Equal pay laws hurt those they are supposed to help
There’s both a theological and practical objection to “equal pay for equal work” laws, no matter how well-intentioned they might be. The practical objection is laid out by Milton Friedman in the quote below:
“…the actual effect of requiring equal pay for equal work will be to harm women. If women’s skills are higher than men’s in a particular job and are recognized to be higher, the law does no good, because then they will be able to compete away and can get the same income. If their skills are less, for whatever reason…and you say the only way you are able to hire them is by paying the same wage, then you’re denying them the only weapon they have to fight with. If the unwillingness of the men to hire them is because the men are sexist pigs… nonetheless you want to make it costly to them to exercise their prejudice. If you say to them you have to pay the same wage no matter whether you hire women or men then here’s Mr. Sexist Pig: it doesn’t cost him anything to hire men instead of women. However, if the women are free to compete and to say ‘Well now, look, I’ll offer my work for less,’ then he can only hire men if he bears a cost. If the women are really good as a man, then he’s paying a price for discrimination. And what you are doing, not intentionally but by misunderstanding, when you try to get equal pay for equal work laws is reducing to zero the cost imposed on people who are discriminating for irrelevant reasons. And I would like to see a cost imposed!”
The theological objection is covered in the “Parable of the Workers in the Vineyard” (Matt. 20:1-16). While the parable is about grace, not economics, what it illustrates is true: “Don’t I have the right to do what I want with my own money? Or are you envious because I am generous?” If an employer wanted to pay the last worker more than the rest, but pays others what he agreed to, what business is the last worker’s wages to us? Or the first?
Mo Willems’ sage advice
Mo Willems, the author of the delightful Elephant and Piggie children’s book series, has some good advice for adults too. Here’s a trio:
- You only have one chance to make a twenty-third impression.

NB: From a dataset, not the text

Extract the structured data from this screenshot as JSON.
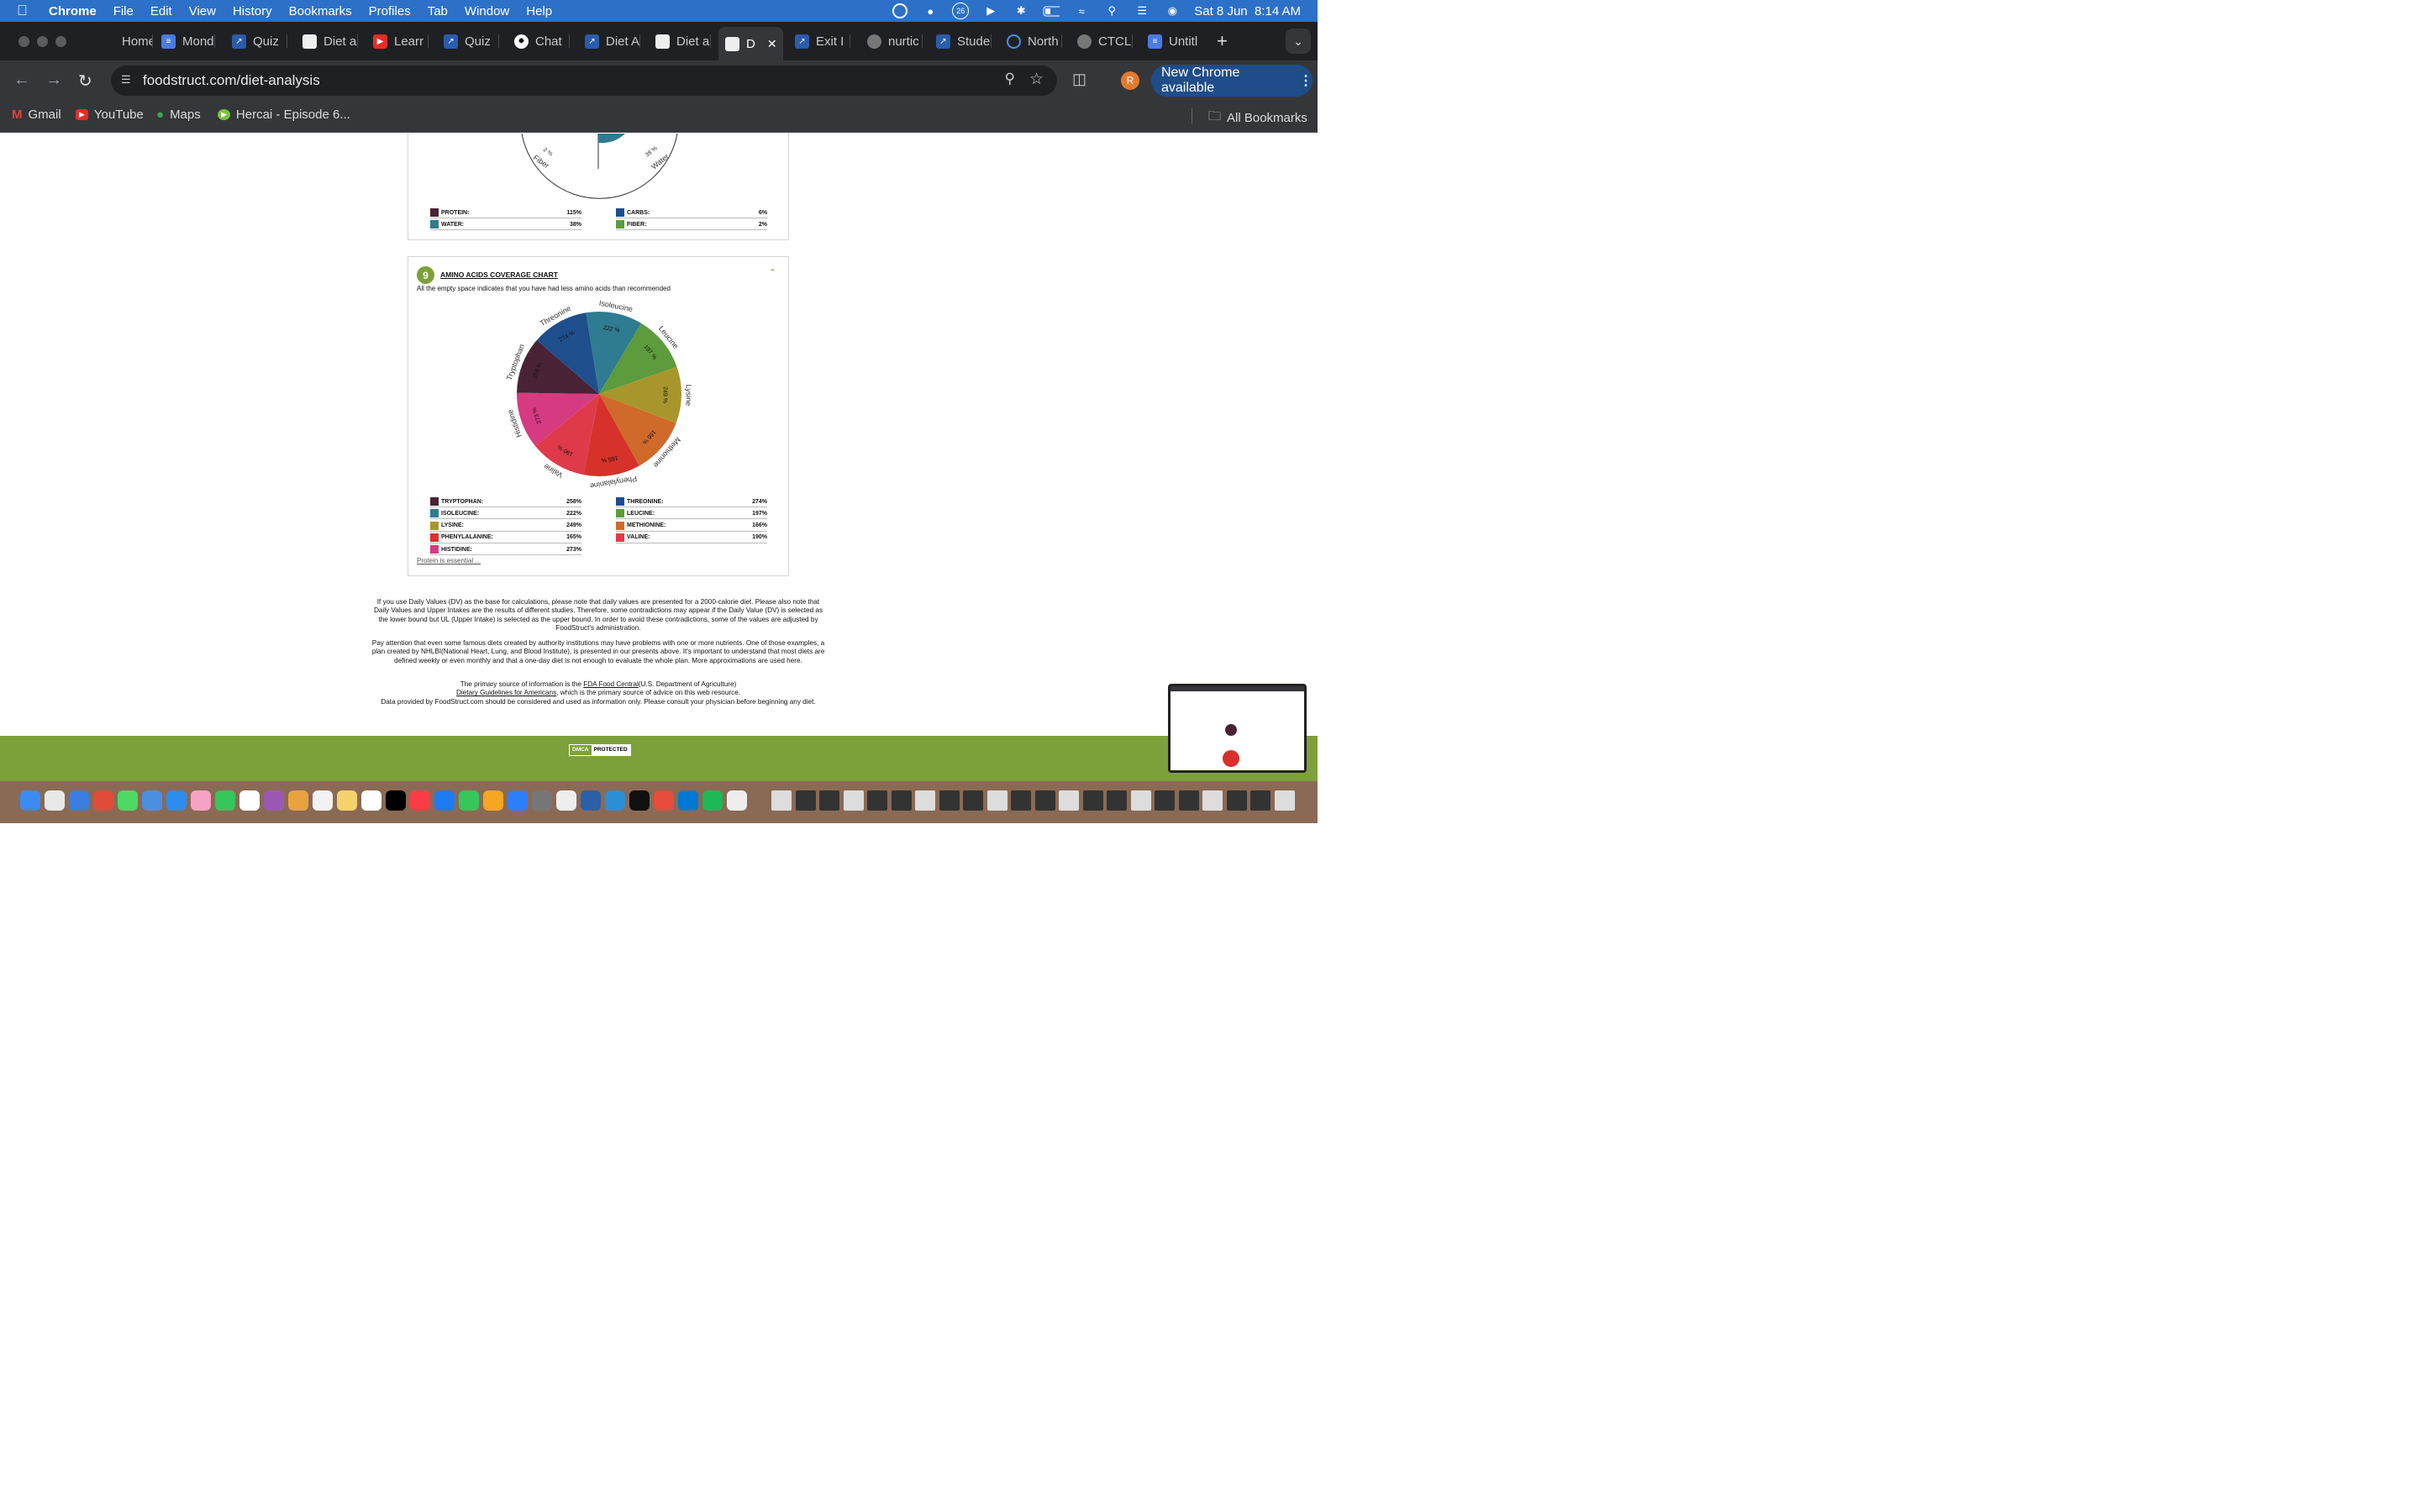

- Better to say, “I love you more than ever” than “I used to love you less.”
- Better to say, “You are one in a million” than “There are 7,960 others just like you out there.”
Some truths are simply written on our hearts
In a 1998 debate with atheist Peter Atkins in which Atkins touted science as the ultimate arbitrator of truth, William Lane Craig highlighted how there are fundamental truths that science can’t prove. Craig is a theistic evolutionist, but does well here.

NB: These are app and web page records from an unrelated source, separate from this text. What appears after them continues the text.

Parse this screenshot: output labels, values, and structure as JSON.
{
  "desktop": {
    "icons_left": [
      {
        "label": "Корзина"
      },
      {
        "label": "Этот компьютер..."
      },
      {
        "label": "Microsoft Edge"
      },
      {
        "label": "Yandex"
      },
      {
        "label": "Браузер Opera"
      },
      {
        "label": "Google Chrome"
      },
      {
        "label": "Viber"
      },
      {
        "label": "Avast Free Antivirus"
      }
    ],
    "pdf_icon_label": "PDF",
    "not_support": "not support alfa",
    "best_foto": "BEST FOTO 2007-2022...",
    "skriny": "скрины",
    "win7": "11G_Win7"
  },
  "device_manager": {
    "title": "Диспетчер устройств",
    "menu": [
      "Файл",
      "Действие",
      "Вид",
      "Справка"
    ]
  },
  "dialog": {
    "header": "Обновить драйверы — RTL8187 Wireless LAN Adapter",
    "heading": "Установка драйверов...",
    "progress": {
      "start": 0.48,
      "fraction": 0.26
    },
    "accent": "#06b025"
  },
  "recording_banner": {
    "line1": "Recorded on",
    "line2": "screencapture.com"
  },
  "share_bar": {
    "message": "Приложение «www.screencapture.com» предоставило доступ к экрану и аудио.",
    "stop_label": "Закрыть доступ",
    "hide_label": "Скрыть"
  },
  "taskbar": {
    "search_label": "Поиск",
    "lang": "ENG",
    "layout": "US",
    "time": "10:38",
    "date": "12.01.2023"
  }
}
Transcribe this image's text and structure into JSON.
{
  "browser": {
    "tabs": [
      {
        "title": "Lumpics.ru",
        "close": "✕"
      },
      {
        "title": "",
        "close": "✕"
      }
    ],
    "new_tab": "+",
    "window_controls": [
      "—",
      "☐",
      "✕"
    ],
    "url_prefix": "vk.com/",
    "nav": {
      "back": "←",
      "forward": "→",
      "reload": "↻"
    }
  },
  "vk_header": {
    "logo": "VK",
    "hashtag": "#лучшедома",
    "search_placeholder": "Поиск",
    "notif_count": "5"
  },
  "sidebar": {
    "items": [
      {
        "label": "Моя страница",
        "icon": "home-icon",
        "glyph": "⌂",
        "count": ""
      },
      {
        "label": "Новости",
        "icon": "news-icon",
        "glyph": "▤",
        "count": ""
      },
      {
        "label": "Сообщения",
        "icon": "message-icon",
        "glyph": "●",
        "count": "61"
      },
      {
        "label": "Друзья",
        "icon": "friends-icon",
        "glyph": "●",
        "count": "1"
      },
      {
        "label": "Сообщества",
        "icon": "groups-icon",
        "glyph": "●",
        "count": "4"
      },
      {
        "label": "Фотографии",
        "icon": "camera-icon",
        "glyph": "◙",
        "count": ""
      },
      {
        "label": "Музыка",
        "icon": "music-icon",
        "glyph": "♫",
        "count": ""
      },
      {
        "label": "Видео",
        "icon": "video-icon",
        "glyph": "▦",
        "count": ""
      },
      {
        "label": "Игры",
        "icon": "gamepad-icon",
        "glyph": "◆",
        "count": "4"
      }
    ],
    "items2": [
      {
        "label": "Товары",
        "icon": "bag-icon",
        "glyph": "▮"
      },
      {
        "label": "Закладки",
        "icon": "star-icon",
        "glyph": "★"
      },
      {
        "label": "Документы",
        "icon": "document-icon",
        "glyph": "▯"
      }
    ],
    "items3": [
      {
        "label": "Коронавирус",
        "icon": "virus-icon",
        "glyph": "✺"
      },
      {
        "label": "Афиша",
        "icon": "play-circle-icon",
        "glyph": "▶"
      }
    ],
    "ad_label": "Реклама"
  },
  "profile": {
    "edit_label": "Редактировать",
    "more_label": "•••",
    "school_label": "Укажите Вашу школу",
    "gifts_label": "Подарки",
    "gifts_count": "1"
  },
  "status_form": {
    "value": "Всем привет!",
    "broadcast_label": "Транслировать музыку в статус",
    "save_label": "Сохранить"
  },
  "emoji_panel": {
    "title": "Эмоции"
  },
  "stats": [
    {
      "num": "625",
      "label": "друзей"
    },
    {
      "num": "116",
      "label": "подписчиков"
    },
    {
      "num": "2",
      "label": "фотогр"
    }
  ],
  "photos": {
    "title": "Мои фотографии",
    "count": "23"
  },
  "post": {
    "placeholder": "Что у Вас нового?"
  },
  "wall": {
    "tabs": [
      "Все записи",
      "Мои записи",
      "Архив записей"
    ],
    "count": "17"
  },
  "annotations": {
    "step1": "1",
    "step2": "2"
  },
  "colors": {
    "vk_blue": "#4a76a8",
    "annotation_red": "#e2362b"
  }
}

“I think that there are a good number of things that cannot be scientifically proven, but that we’re all rational to accept. Let me list five.
“Logical and mathematical truths cannot be proven by science. Science presupposes logic and math so that to try to prove them by science would be arguing in a circle.
“Metaphysical truths like, there are other minds than my own, or that the external world is real, or that the past was not created five minutes ago with the appearance of age are rational beliefs that cannot be scientifically proven.
“Ethical beliefs about statements of value are not accessible by the scientific method. You can’t show by science that the Nazi scientists in the camps did anything evil as opposed to the scientists in Western democracies.
“Aesthetic judgments cannot be accessed by the scientific method because the beautiful, like the good, cannot be scientifically proven.
“And, most remarkably, would be science itself. Science cannot be justified by the scientific method, since it is permeated with unprovable assumptions.”
Just one issue?
“If you’re pro-life, you realize abortion is murder. How can you say ‘it’s one of many issues’ and vote for a pro-choice candidate? What policy of theirs could be so good that it’s worth allowing millions of babies to be killed?”